Genau, Augen zu und durch!

Ein Beispiel aus der realen Welt:
ich arbeite in einem kleinen Betrieb (12 Mitarbeiter) der Fahrräder 
herstellt.
3 der Mitarbeiter sind als "minderentlohnt anzusehen (7,50/h). Sie sind 
sozusagen von der Straße, ungelernt und machen einfache Montagearbeiten.

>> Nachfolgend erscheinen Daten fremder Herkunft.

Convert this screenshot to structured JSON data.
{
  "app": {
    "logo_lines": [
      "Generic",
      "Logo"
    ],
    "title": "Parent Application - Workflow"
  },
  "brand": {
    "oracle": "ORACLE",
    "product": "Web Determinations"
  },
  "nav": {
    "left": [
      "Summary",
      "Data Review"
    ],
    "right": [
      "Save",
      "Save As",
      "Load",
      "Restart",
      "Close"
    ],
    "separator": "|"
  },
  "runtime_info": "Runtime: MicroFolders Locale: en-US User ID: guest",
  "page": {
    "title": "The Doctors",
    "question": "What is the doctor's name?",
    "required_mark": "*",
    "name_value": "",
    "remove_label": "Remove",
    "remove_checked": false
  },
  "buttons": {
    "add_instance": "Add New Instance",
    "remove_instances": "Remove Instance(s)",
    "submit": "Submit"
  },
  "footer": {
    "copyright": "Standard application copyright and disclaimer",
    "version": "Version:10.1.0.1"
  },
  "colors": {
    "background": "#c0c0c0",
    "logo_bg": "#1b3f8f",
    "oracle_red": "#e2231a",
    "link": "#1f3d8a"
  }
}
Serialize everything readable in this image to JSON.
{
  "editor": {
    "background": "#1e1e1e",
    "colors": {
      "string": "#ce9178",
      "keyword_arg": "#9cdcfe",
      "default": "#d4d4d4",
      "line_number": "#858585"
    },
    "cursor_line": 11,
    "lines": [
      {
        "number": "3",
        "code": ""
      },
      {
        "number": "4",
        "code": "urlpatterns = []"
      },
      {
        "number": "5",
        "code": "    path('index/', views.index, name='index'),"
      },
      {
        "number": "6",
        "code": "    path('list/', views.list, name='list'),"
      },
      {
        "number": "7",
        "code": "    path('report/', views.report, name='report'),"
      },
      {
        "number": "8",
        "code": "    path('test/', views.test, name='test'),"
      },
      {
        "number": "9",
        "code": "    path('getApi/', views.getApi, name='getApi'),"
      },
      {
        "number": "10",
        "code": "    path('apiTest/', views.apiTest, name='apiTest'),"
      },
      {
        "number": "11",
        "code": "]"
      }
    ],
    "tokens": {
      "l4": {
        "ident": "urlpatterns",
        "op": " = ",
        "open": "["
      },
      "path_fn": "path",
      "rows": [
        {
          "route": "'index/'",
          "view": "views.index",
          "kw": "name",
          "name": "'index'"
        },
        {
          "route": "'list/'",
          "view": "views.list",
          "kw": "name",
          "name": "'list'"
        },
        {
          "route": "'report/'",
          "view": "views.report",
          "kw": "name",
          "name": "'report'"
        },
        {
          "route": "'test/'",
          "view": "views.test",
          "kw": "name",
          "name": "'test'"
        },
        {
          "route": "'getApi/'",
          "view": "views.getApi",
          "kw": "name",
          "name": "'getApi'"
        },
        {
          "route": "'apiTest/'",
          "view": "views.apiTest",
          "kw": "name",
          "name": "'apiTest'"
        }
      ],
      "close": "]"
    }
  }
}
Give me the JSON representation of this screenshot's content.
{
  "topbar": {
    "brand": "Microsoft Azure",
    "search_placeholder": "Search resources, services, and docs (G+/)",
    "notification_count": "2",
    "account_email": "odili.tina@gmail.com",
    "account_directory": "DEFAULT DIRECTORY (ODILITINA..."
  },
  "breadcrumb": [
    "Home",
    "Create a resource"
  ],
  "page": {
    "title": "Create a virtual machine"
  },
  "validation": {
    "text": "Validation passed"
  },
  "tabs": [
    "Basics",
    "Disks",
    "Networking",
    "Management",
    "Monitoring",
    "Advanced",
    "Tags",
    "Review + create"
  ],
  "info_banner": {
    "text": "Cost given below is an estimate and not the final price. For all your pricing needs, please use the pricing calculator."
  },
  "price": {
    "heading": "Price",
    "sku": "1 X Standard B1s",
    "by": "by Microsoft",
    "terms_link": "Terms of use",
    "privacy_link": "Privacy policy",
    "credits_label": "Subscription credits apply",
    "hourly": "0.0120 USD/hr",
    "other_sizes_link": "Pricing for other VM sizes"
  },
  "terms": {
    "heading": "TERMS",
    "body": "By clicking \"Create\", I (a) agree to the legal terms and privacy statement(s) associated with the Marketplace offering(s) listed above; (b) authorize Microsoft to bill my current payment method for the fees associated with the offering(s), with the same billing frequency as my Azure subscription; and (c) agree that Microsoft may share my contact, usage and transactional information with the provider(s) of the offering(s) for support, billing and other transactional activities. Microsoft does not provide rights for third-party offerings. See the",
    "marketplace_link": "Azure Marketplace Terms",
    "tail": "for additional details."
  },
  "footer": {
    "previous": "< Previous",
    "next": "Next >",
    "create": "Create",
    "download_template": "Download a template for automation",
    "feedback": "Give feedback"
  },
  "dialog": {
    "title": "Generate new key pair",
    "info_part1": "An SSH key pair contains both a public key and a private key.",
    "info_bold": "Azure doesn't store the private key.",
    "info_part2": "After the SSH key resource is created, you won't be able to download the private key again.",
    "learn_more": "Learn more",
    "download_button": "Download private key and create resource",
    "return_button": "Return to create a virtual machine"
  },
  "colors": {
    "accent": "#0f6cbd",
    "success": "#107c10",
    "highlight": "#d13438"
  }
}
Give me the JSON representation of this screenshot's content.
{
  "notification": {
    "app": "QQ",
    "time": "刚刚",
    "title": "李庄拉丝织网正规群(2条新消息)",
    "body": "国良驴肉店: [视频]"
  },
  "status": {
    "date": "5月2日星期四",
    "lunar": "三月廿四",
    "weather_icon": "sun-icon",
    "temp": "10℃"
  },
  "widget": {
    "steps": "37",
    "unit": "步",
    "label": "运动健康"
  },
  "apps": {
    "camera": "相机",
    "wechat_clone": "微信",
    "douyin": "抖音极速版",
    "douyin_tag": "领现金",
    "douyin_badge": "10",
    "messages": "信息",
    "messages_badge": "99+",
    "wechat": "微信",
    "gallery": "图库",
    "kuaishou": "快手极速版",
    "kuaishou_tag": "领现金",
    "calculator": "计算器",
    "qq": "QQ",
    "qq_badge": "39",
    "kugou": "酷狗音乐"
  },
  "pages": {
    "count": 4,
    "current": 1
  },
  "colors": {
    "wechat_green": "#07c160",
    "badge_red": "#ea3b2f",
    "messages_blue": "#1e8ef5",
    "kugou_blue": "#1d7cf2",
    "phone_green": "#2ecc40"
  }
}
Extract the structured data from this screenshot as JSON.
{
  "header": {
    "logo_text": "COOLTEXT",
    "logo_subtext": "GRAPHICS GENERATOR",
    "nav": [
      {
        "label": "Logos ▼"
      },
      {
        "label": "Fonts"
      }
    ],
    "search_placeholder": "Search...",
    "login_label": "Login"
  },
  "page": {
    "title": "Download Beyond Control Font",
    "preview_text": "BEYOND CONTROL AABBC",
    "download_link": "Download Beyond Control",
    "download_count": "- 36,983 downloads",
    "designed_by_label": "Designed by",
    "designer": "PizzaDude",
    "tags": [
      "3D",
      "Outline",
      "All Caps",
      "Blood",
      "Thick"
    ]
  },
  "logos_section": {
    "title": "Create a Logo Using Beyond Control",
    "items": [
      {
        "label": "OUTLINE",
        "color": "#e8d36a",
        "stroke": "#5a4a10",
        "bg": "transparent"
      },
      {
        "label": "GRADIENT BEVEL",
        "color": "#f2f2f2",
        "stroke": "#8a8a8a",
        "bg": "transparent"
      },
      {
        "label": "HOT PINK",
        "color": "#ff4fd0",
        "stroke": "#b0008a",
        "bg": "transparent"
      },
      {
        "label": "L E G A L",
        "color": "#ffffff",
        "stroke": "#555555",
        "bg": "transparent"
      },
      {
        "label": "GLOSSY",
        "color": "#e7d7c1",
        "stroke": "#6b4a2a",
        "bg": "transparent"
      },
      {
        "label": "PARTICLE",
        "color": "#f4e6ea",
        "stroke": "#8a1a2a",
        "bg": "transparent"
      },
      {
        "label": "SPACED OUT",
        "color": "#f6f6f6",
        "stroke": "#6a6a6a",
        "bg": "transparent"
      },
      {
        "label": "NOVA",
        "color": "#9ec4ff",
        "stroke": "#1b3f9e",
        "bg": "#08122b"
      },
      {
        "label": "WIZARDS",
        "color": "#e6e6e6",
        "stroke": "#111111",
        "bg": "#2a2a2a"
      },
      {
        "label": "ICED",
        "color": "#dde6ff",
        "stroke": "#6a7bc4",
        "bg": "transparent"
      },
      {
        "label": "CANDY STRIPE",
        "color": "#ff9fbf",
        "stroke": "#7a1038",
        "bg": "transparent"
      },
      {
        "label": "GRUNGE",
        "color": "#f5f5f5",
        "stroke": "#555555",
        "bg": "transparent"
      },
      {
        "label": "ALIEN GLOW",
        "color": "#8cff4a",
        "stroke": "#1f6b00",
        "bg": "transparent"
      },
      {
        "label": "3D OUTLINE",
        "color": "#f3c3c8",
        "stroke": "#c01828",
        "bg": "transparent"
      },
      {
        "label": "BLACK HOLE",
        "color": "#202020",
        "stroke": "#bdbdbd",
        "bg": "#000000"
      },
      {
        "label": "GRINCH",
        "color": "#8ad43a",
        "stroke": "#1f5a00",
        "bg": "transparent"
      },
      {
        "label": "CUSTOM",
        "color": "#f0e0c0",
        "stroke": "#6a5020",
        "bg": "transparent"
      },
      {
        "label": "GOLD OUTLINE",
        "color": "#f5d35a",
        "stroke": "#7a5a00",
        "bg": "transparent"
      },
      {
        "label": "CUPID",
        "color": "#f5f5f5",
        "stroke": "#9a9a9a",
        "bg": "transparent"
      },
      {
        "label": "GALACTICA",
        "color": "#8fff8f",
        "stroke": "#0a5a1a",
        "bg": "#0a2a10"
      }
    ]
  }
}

Das macht bei 40h/Woche 1305 Euro/Monat brutto. Das ist immerhin soviel 
dass es der Staat für nötig hält davon noch davon bei einem Single 76 
Euro Steuern einzubehalten.
Netto bleiben 950 übrig. Und davon kann man seinen Lebensunterhalt nicht 
bestreiten???

Jetzt kommt also der Staat (oder besser irgendwelche Lobbyisten der 
Großunternehmen) her und setzt einen Mindestlohn von 9,80 fest.
Das ist schon mal frech weil er auch schon bei 7,50/h Steuern abpresst.
Zum anderen werden diese 3 Arbeitsplätze nicht mehr existieren, 
zumindest nicht in Deutschland, sondern in China. Die Grossunternehmen 
lassen alle längst in Taiwan/China produzieren, schaut euch mal 
Statistiken an wieviel der in D verkauften Fahrräder aus Deutschland, 
wieviel aus Billigländern stammen, das sind nur noch peanuts, da tränen 
mir die Augen!

Wir als kleiner Betrieb haben dann 2 Möglichkeiten:
versuchen auch im Ausland zu produzieren
oder
wir müssen die Preise erhöhen -> weniger Umsatz -> weniger Arbeitsplätze
oder
der ganze Betrieb macht zu -> gar keine Arbeitsplätze mehr

Das Problem ist doch gerade dass es bei uns zu wenig Arbeitsplätze für 
gering qualifizierte gibt, und die wenigen sollen dann noch wegoptimiert 
werden??

Autor: T.M. (Gast)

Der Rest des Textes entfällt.